Studiando i diversi elementi architettonici appartenuti all’edificio pre-bizantino, P. Bagatti si convinse che si trattasse di una costruzione di “forma sinagogale” con “uno stile architettonico cristiano finora ignorato”, che dai confronti stilistici poteva essere ascritto ai secoli II-IV d.C., dunque costruito dalla locale comunità giudeo-cristiana.

Dieci anni più tardi, il francescano P. Corbo, coadiuvato da P. Alliata, interpretò in modo nuovo gli studi di Bagatti. I due archeologi collocarono idealmente al loro posto tutti i pezzi architettonici e trovarono una spiegazione per la posizione inusuale di certi graffiti, come quello del “Chaire Maria” inciso sulla base di una colonna. Essi ritennero che si dovesse ipotizzare l’esistenza di un edificio completamente originale, formato da due aule affiancate, di cui la prima rialzata di circa un metro rispetto alla seconda, che racchiudeva le grotte. Dalla sala superiore era possibile affacciarsi a quella inferiore: le due zone erano separate da un colonnato intervallato da transenne che fungevano da parapetto. Attraverso alcuni scalini ricavati nella roccia si accedeva alla sala inferiore.
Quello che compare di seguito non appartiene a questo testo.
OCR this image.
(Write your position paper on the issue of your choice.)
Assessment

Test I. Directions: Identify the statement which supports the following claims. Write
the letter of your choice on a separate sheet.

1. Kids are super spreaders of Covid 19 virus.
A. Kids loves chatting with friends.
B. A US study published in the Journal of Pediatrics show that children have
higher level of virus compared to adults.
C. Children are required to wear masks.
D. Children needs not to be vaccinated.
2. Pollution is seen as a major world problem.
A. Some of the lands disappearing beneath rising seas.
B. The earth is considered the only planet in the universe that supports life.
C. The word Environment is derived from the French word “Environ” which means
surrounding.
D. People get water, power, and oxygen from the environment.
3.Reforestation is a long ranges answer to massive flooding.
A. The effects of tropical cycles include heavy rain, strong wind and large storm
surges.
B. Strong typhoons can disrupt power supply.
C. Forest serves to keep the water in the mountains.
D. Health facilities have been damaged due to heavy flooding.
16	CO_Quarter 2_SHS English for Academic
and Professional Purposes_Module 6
Tutti i mosaici pavimentali erano orientati verso le grotte venerate, ovvero verso il fulcro dell’intero edificio.

Una struttura su due piani, dunque, avrebbe reso possibile a un pellegrino posto nella sala inferiore d'incidere il “Chaire Maria” alla base di una colonna della sala superiore.

Per la datazione dell’edificio P. Corbo aderisce a pieno alla testimonianza di Epifanio, che attribuisce al Conte Giuseppe la costruzione di questa “chiesa-sinagoga” di tipo “giudeo-cristiana” tra il 335 e il 350 d.C.

La Taylor, nei suoi studi sulle origini dei giudeo-cristiani, legge criticamente gli scavi di Nazaret e le interpretazioni di P. Bagatti, giungendo ad altre conclusioni: il primo edificio doveva essere una “piccola e non convenzionale chiesa” che comprendeva le grotte e che era chiamato la “Casa di Maria”. Nel caso di Nazaret mancherebbero, secondo la studiosa, elementi standardizzati dell’architettura sinagogale. Basandosi soprattutto sui graffiti in lingua armena, idioma che secondo la studiosa si sarebbe diffuso poco prima del VI secolo d.C., la distruzione di questa chiesa sarebbe da collocare alla fine del V - inizio del VI secolo. Anche per la Taylor è molto probabile che l’edificio sia stato costruito per volere del Conte Giuseppe, per favorire i pellegrinaggi alla casa di Maria, e non dalla comunità giudeo-cristiana di Nazaret.